The Maldonado Miracle: The blood of Christ unites a town and saves souls.

Readings

Exodus 24:3-8; Psalms 116:12-13, 15-18; Hebrews 9:11-15; Mark 14:12-16, 22-26

Our Take

Great Britain’s The Telegraph recently polled Britons about whom they would most want to meet from history.

Jesus Christ won handily. Online surveys asking, “Which historical event would you most like to witness?” are also dominated by events regarding Jesus Christ, especially the Crucifixion.

The very logic of our religion depends on our physical contact with him. The first two readings form a kind of argument. It goes like this: God made his covenant with his chosen people by blood sacrifices; Jesus ended those sacrifices, subsuming them into his sacrifice “once for all” in his crucifixion.

Look at today’s first reading: It is the tale of the first covenant with God. Moses directed that animal sacrifices be made to the Lord and the blood be sprinkled on the congregation.

As Father Robert Spitzer explains in Five Pillars of the Spiritual Life: “Blood, the principle of life for the Israelites, was the vehicle through which atonement occurred in sin or guilt offerings.”

The people had to have contact with the blood of the offering; that is what brought about their atonement.

St. Paul updated this picture in our second reading. “If the blood of goats and bulls and the sprinkling of a heifer’s ashes can sanctify those who are defiled … how much more will the blood of Christ” cleanse us, he says.

Explains Father Spitzer: “Jesus’ reference to his sacrificial blood would almost inevitably be seen as the blood of a sin offering — with the notable exception that the sin offering is no longer an animal, but, rather, Jesus himself.”

But if Jesus’ blood is to save us, how does that offering apply to anyone but the people who were alive in Jesus’ time? How can he save me and my family with his blood if that blood was shed long ago?

Today’s Gospel answers that: Jesus sacrificed himself only once on the cross. But he made that one sacrifice available to his apostles the night before in the Eucharist. Not only that, he gave them the power to make that one sacrifice available to more and more people in the following days.

By the continuation of the Eucharistic sacrifice, he put each of us in the position to have saving contact with the blood of the new covenant. So, if we wish we could meet Jesus Christ, the truth is, we can.

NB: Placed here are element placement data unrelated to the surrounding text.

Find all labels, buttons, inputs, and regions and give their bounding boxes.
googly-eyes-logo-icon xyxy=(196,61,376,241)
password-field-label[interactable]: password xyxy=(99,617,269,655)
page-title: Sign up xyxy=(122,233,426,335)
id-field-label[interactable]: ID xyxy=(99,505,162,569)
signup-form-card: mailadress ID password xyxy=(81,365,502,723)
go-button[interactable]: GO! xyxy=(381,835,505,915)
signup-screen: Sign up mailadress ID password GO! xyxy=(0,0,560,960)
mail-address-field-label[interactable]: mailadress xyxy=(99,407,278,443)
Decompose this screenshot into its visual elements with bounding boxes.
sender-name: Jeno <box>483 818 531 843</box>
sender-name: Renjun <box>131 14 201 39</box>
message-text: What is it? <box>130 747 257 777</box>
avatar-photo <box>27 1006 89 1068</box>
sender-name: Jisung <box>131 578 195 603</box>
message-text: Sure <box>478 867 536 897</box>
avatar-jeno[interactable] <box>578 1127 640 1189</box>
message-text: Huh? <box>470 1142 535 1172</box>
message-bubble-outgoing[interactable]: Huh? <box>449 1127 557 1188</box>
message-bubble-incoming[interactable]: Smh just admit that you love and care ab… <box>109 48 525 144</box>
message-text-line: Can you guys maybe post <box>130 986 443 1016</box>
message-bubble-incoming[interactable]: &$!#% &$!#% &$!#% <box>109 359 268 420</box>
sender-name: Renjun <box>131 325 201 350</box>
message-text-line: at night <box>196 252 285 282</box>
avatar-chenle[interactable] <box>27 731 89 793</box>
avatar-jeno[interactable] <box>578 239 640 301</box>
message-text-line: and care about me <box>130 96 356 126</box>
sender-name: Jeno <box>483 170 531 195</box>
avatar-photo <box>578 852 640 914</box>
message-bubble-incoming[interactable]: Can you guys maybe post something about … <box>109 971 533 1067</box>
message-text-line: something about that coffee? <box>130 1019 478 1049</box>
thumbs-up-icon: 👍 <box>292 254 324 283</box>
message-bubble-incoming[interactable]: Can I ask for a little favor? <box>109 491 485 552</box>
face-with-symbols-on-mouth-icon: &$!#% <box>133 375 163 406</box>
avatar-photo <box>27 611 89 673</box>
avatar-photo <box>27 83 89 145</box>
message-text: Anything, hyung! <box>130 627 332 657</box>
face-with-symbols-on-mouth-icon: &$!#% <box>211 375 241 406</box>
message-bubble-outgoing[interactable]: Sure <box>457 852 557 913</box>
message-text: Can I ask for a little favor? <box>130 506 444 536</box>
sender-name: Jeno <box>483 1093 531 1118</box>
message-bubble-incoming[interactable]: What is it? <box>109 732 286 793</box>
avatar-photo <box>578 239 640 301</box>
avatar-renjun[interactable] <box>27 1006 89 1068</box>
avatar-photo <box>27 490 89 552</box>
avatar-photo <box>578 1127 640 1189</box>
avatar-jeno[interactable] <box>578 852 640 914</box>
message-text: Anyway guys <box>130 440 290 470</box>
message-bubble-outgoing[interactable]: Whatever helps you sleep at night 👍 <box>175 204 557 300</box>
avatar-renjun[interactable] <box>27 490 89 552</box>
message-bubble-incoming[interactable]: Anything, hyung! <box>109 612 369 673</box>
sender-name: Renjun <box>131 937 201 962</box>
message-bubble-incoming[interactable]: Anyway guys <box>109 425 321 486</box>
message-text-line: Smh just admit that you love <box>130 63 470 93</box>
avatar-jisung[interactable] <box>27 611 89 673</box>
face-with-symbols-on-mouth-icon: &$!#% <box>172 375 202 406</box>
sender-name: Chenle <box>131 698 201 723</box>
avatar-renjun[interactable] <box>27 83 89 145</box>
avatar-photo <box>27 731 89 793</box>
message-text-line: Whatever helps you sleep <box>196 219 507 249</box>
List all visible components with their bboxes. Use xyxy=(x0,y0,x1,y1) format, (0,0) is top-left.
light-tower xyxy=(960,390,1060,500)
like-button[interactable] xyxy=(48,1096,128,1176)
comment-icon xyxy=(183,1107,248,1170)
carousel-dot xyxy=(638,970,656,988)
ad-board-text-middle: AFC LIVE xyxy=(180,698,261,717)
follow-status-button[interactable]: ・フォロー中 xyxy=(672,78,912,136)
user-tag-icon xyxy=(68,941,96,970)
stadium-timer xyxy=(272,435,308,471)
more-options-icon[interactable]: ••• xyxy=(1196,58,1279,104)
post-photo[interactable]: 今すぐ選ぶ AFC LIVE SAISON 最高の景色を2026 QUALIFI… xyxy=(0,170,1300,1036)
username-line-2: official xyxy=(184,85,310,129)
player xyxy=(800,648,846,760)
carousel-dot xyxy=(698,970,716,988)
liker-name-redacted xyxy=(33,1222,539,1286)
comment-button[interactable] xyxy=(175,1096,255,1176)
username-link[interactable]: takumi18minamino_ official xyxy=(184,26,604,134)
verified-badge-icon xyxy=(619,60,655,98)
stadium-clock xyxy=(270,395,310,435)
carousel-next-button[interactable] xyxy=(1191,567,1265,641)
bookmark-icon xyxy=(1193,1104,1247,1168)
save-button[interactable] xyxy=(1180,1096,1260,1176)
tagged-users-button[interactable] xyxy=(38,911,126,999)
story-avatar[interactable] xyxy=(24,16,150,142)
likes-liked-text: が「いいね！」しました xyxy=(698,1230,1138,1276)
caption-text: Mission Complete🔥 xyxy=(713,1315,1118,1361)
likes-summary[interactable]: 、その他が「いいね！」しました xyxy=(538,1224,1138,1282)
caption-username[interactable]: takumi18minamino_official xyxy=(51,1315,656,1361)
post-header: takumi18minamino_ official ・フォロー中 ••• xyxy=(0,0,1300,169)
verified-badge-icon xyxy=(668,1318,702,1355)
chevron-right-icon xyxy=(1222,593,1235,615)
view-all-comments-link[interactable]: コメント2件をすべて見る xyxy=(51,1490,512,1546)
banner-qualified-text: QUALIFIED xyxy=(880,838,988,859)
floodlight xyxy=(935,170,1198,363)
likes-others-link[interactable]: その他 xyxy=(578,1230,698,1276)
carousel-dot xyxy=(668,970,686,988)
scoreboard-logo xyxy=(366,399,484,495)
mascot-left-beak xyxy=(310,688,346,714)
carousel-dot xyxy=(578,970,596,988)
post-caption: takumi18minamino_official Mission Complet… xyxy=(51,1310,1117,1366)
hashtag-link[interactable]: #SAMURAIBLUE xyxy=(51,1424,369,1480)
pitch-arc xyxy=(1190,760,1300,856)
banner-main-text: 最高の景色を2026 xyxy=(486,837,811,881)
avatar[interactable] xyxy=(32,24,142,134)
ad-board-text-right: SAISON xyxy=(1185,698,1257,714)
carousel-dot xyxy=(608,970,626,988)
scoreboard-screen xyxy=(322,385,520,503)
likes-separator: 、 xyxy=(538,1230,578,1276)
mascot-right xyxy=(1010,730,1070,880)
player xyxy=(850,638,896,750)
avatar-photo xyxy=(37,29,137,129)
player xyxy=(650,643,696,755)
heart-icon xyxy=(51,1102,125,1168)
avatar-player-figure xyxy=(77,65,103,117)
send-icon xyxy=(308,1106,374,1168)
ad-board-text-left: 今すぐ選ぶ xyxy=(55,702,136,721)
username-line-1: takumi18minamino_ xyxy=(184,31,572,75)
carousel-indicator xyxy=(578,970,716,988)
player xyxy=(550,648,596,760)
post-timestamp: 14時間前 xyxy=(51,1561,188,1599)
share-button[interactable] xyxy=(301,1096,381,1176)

The most significant thing we remember about our encounters is often the “presence” of a person. We remember the gentleness, attentiveness and love of a priest like Pope John Paul II. We remember the joyfulness, humility and gratitude of a religious sister like Mother Teresa.

When we meet Jesus in the Eucharist, we experience all those aspects of his personality — and we get soul-changing contact with his body and blood as well.

Tom and April Hoopes write from Atchison, Kansas, where Tom is writer in residence at Benedictine College.